Back then, our galaxy was the universe, and nothing was thought to exist beyond it.
They got the size of our galaxy right, but they were very wrong about everything else — our galaxy is not the whole universe.
Edwin Hubble’s discoveries in the 1920s sproved that the Milky Way was just one of countless galaxies and that universe itself was expanding. Fast forward to today, and we know that the Milky Way is just one of an estimated 2 trillion galaxies.
And how big is our observable universe? Well, about 93 billion light-years across!

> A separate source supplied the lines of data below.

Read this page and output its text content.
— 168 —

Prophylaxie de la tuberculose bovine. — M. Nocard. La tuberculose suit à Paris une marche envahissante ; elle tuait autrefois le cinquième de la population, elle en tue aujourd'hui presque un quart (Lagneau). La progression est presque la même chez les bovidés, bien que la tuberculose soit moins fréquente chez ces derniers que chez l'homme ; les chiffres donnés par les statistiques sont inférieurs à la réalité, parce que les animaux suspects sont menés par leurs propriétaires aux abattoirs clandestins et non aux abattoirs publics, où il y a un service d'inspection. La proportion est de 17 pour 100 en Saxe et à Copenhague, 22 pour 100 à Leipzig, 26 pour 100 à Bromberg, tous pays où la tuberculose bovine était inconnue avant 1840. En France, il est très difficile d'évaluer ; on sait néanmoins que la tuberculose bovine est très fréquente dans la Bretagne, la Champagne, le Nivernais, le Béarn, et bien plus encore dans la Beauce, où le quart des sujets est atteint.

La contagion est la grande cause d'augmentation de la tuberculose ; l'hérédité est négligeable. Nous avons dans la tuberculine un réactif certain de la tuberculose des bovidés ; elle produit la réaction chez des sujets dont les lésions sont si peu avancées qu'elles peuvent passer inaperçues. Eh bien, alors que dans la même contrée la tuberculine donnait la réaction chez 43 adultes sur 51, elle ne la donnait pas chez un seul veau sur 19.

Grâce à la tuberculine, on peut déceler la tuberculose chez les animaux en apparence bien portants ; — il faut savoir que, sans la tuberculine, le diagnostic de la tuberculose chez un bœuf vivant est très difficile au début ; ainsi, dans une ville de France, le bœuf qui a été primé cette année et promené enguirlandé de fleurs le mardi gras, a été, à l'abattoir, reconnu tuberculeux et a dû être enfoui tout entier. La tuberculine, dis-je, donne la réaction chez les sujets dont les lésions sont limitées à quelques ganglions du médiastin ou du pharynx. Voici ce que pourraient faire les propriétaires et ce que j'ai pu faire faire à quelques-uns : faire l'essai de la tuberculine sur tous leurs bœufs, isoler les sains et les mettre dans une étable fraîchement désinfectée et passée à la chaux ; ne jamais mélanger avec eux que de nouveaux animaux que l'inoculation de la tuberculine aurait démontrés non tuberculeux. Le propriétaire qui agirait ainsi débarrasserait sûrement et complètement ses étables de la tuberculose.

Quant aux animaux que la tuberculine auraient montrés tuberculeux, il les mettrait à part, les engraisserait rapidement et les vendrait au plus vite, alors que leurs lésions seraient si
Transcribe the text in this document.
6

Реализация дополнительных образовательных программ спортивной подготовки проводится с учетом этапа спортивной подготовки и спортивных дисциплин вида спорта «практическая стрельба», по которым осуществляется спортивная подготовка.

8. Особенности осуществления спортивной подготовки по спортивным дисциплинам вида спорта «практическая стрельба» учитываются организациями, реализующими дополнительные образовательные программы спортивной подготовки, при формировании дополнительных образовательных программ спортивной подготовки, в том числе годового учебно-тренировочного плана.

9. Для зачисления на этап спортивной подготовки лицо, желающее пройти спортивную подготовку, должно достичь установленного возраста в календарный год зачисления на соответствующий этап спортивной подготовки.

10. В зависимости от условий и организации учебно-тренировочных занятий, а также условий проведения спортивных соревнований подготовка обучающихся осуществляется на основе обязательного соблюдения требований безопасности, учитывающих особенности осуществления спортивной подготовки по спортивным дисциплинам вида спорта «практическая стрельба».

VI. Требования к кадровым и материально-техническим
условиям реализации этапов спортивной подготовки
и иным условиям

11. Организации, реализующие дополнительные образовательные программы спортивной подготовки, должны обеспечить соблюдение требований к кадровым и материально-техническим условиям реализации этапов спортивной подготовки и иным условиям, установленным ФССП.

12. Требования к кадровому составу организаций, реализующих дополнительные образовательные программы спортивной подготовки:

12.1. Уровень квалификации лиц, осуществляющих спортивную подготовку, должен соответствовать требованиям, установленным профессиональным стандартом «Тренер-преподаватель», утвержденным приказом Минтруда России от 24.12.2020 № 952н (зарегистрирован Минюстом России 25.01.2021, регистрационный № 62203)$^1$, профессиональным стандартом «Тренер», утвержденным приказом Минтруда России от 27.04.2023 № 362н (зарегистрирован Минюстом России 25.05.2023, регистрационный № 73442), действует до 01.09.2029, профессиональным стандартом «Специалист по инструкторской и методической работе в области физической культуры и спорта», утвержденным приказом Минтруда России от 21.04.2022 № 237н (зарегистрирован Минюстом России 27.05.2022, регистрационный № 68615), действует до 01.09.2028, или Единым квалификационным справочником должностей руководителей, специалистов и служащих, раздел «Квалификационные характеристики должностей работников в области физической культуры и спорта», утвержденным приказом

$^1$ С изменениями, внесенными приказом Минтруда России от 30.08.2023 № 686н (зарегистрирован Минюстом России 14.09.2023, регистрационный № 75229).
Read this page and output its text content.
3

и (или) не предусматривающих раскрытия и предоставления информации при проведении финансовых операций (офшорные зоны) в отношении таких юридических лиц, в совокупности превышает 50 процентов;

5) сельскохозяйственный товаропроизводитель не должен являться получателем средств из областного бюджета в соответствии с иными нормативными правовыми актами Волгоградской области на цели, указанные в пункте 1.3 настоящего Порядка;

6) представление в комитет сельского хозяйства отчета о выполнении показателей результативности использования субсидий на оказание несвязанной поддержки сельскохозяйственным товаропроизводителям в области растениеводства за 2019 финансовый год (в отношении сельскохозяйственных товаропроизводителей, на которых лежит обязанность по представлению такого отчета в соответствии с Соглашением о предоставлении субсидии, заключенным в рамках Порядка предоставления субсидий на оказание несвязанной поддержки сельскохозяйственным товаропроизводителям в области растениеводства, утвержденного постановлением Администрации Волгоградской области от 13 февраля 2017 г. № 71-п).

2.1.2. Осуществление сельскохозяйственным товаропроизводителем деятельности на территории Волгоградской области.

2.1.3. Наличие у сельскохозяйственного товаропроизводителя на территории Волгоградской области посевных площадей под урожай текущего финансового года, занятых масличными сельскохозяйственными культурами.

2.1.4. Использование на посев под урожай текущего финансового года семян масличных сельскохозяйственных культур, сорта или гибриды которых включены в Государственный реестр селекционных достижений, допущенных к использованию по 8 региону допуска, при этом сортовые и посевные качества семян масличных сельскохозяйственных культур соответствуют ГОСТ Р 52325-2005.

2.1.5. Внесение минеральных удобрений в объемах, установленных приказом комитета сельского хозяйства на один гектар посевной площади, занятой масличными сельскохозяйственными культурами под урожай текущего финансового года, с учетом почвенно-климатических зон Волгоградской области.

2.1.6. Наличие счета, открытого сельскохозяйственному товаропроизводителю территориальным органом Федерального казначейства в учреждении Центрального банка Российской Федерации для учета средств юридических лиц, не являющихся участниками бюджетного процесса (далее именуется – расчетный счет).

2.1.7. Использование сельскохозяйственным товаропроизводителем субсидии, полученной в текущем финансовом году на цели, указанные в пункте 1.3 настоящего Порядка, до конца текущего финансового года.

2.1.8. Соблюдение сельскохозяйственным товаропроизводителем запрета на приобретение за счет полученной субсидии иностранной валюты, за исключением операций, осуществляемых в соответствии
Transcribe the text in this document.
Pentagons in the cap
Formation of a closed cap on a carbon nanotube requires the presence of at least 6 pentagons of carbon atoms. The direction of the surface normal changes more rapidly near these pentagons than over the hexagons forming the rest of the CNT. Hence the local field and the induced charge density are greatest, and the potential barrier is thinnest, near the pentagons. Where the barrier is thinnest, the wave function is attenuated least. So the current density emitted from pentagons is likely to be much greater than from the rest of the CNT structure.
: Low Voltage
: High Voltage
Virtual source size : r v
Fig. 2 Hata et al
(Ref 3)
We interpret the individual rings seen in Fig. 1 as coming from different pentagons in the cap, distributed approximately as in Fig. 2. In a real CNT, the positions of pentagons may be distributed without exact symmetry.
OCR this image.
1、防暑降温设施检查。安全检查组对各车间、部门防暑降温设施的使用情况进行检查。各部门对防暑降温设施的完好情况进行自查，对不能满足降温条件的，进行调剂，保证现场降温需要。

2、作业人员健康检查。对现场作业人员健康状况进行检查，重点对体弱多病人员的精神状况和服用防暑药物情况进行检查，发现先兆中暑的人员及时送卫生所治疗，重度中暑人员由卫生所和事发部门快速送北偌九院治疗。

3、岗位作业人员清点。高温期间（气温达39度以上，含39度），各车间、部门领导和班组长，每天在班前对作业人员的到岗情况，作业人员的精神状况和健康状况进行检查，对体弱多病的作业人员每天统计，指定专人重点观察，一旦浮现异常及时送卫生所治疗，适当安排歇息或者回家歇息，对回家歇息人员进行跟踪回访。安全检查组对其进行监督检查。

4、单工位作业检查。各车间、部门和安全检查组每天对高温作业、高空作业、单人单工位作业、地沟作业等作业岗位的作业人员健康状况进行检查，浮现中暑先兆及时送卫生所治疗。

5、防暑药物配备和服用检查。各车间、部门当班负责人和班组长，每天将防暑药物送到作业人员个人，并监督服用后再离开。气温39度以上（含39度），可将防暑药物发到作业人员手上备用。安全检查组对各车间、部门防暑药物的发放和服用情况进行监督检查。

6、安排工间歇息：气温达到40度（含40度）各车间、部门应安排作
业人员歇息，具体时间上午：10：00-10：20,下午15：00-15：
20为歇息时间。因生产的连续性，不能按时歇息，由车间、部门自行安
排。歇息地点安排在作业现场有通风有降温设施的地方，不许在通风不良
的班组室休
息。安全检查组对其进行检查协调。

How we know the size of the universe
Since the observable universe spans an estimated 93 billion light-years in diameter, the farthest objects we can detect are about 46 billion light-years away in any direction. This measurement is based on the universe's age — 13.8 billion years — and the expansion of space itself.
A light-year is the distance light can travel in one Earth year. The estimated age of the universe since the Big Bang is 13.8 billion years, so the light emitted by objects in space that humans can see has been traveling toward Earth for no more than 13.8 billion years. Given this information, you might assume that the observable universe is 13.8 billion light-years in any direction from Earth and 27.6 billion light-years in diameter.
However, the ongoing expansion of the cosmos, as described by Hubble’s law, has stretched those distances much farther, leading to the staggering scale we estimate today. Calculations of the expansion show that objects that emitted light 13.8 billion years ago, from a distance of 13.8 billion light-years, are now even farther away from Earth — 46 billion light-years away, approximately. That's what gives us the 93 billion light-year diameter.
The deeper we look into space, the more it expands before our eyes. And yet, what we see today is likely just a tiny fraction of the whole. Beyond the edge of the observable universe, space could stretch on infinitely. There might even be other universes out there.